Как и отец Уиллы, мистер Сэмюэль Гораций Трамп родился в Англии, в Сток-Ньюингтоне. В Соединенных Штатах он жил с десяти лет, но старательно сохранял свой английский акцент, веря в то, что это в немалой степени способствует его заслуженной славе. Сам себя он причислял к лучшим актерам Америки, хотя в театральных кругах также был известен под менее лестным именем Рыдающего Сэма, и не только потому, что всегда мог заплакать по команде, но и потому, что делал это весьма неумеренно.
Ему было шестьдесят четыре, но он всем говорил, что пятьдесят. Без специальных ботинок на каблуках, в которые сапожник к тому же добавлял специальные вкладыши, увеличивающие рост на полтора дюйма, он дотягивал лишь до пяти футов шести дюймов. Это был пухлый добродушный человек с ласковыми темными глазами и тяжеловатой походкой, при которой подпрыгивал его солидный живот. Его довольно обширный гардероб устарел лет на двадцать. Импресарио, незаконно ставившие порядком подсокращенного Диккенса, всегда отводили ему роль Микобера. Однако сам Трамп видел себя Карлом Великим, Тамерланом или, уж слишком злоупотребляя доверием публики, Ромео.
За свою жизнь Трамп знал немало женщин. Когда он был трезв или даже слегка во хмелю, то мог быть веселым и обворожительным.

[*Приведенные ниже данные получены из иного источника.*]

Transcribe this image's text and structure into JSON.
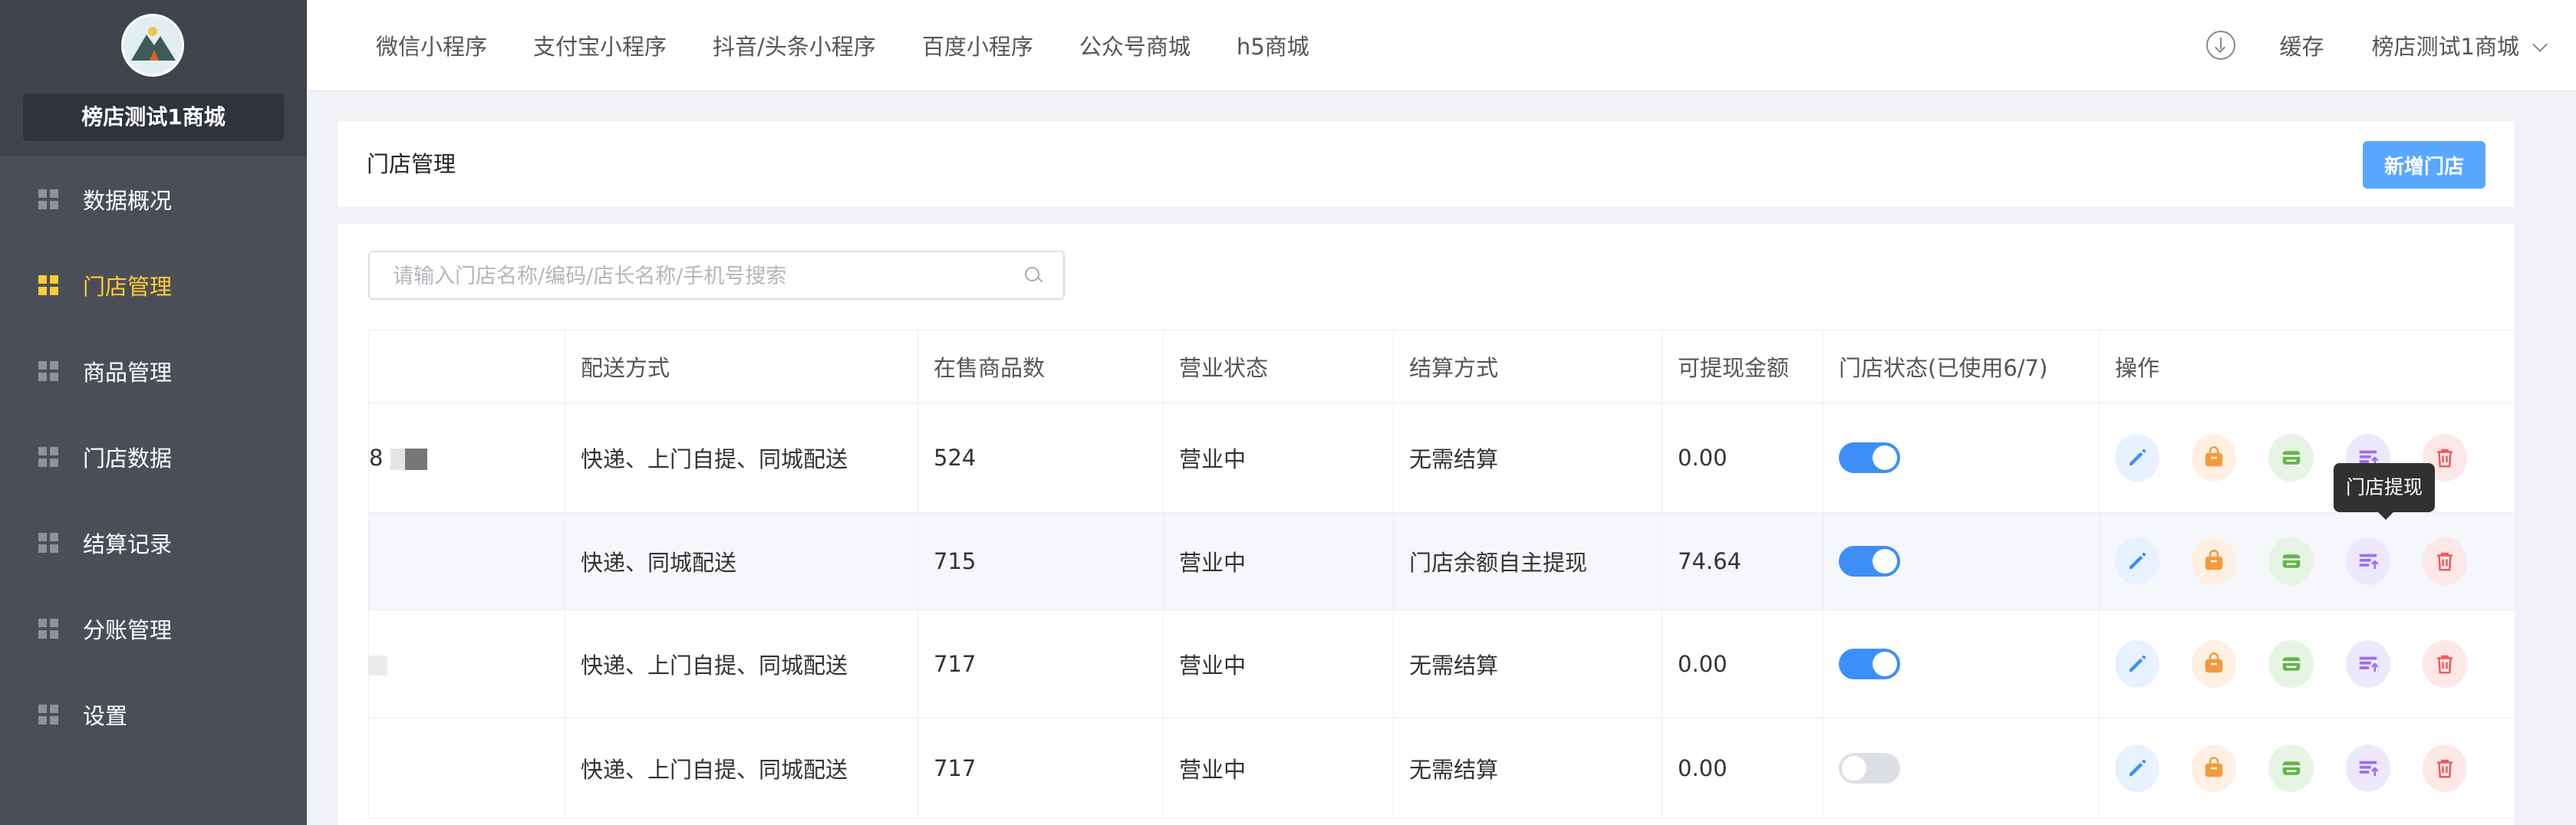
{
  "sidebar": {
    "shop_name": "榜店测试1商城",
    "items": [
      {
        "label": "数据概况",
        "active": false
      },
      {
        "label": "门店管理",
        "active": true
      },
      {
        "label": "商品管理",
        "active": false
      },
      {
        "label": "门店数据",
        "active": false
      },
      {
        "label": "结算记录",
        "active": false
      },
      {
        "label": "分账管理",
        "active": false
      },
      {
        "label": "设置",
        "active": false
      }
    ]
  },
  "topbar": {
    "tabs": [
      "微信小程序",
      "支付宝小程序",
      "抖音/头条小程序",
      "百度小程序",
      "公众号商城",
      "h5商城"
    ],
    "cache_label": "缓存",
    "account_label": "榜店测试1商城",
    "download_icon": "download-icon"
  },
  "page": {
    "title": "门店管理",
    "add_button": "新增门店"
  },
  "search": {
    "placeholder": "请输入门店名称/编码/店长名称/手机号搜索",
    "value": ""
  },
  "table": {
    "headers": [
      "",
      "配送方式",
      "在售商品数",
      "营业状态",
      "结算方式",
      "可提现金额",
      "门店状态(已使用6/7)",
      "操作"
    ],
    "rows": [
      {
        "name_fragment": "8",
        "delivery": "快递、上门自提、同城配送",
        "products": "524",
        "status": "营业中",
        "settlement": "无需结算",
        "amount": "0.00",
        "enabled": true
      },
      {
        "name_fragment": "",
        "delivery": "快递、同城配送",
        "products": "715",
        "status": "营业中",
        "settlement": "门店余额自主提现",
        "amount": "74.64",
        "enabled": true
      },
      {
        "name_fragment": "",
        "delivery": "快递、上门自提、同城配送",
        "products": "717",
        "status": "营业中",
        "settlement": "无需结算",
        "amount": "0.00",
        "enabled": true
      },
      {
        "name_fragment": "",
        "delivery": "快递、上门自提、同城配送",
        "products": "717",
        "status": "营业中",
        "settlement": "无需结算",
        "amount": "0.00",
        "enabled": false
      }
    ]
  },
  "tooltip": {
    "text": "门店提现"
  },
  "colors": {
    "sidebar_bg": "#4a4f57",
    "active": "#ffcc33",
    "primary": "#5aa7ff",
    "switch_on": "#3e8ef7"
  }
}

Любому, кто соглашался его слушать, он признавался в том, что много раз был влюблен, однако правда заключалась в том, что Трамп сам прекращал все свои романы. Еще в молодости он решил, что узы брака могут помешать его карьере, которая непременно приведет к мировой славе. Только вот пока что-то так и не привела.

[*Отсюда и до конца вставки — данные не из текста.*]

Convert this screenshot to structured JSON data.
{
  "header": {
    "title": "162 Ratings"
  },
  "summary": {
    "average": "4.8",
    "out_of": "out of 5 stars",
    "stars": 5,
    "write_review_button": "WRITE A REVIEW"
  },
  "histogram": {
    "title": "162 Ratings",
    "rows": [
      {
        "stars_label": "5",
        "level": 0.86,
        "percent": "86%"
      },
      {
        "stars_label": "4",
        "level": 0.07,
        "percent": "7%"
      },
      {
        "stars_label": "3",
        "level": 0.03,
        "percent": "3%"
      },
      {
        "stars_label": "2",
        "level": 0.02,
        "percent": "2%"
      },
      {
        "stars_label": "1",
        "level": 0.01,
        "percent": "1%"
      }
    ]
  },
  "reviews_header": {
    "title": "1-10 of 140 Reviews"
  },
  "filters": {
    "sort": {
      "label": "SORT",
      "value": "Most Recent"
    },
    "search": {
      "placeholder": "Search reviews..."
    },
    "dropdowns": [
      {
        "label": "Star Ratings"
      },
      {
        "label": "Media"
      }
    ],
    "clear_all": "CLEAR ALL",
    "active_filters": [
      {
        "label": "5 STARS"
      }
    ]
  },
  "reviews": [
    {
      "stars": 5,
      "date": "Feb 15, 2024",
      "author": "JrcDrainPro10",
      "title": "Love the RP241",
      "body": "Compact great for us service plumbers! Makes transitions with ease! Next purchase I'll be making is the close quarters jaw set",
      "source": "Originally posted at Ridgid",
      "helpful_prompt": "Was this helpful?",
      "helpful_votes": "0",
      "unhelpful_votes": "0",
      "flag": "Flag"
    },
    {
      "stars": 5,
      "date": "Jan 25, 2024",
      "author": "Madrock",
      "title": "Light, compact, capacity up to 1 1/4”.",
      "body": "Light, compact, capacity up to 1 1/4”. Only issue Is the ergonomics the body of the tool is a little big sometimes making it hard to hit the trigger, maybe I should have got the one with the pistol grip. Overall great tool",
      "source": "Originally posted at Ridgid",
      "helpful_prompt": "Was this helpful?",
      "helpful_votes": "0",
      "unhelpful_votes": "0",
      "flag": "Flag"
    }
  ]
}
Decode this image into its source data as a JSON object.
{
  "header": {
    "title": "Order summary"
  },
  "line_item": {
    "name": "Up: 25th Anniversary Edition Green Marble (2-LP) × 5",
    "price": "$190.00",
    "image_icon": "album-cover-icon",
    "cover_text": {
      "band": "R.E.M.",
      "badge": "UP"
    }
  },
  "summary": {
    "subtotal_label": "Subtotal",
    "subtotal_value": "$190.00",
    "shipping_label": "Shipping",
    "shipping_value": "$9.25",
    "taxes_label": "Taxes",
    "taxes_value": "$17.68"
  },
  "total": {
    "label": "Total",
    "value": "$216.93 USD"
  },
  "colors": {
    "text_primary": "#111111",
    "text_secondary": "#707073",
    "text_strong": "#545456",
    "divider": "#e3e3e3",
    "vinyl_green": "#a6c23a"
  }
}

Хотя Уилла тоже, как и многие из их актерской братии, соблюдала театральные приметы, Трамп довел этот ритуал до высот настоящего искусства. Он отказывался обвязывать сундуки веревками, не нанимал косоглазых актеров, не носил желтого, никогда не репетировал по воскресеньям и велел швейцару швырять камнями в любую бродячую собаку, которая вздумает приблизиться к служебному входу театра во время представления. Он всегда приказывал опустить занавес, если замечал в первых пяти рядах рыжеволосого зрителя. Носил в шейном платке булавку с голубоватым лунным камнем в золотой оправе и хризантему (только не желтую) в петлице, всегда пряча и то и другое где-нибудь на себе, выходя на сцену. Ему никогда бы и в голову не пришло ни ставить, ни играть в шотландской пьесе.
Единственной приметой, которую он нарушал, был запрет говорить о будущем, ведь так можно было его сглазить. Наоборот, он очень любил повторять «завтра», «на следующей неделе» или «на следующем спектакле», соединяя в разных вариациях эти обороты с фразами вроде «в зале будет важный продюсер», или «придет телеграмма», или «получим ангажемент на целый год».
Его театр назывался «Театр Трампа в Сент-Луисе» и был построен другим импресарио на северо-западном углу Третьей и Олив-стрит. Последнюю Трамп предпочитал называть рю де Гранж, считая, что намного более элегантно использовать изначальные французские названия, существовавшие в городе. Театр вмещал триста зрителей, для которых в зале были поставлены кресла вместо привычных в то время скамеек.
За время долгой дороги до Сент-Луиса Уилла успокоила себя насчет происшествия в «Новом Никербокере». Возможно, через пару лет Вуд забудет о своих обвинениях, и она сможет вернуться. А пока, на случай если месть Вуда протянется за пределы Нью-Йорка, она будет называть себя миссис Паркер. Возможно, это запутает тех, кто станет искать незамужнюю женщину, а заодно и оттолкнет от нее нежеланных кавалеров. Назваться Уиллой Поттс она решительно отказалась.
В общем, к тому времени, когда она сошла с речного парома на набережную Сент-Луиса, настроение ее стало уже вполне сносным. Сэма Трампа она нашла в театре – он раскрашивал задник с изображением леса. Сэм восторженно вскрикнул, когда они с Уиллой обнялись, театрально расцеловал ее, а потом открыл бутылку шампанского, которую почти всю сам и выпил. Когда вино подходило к концу, Трамп внезапно сделал ошеломительное признание:
– Я немного перестарался в своей телеграмме, милая девочка. Ты решила устроиться на руинах.
– Сент-Луис показался мне вполне процветающим, Сэм.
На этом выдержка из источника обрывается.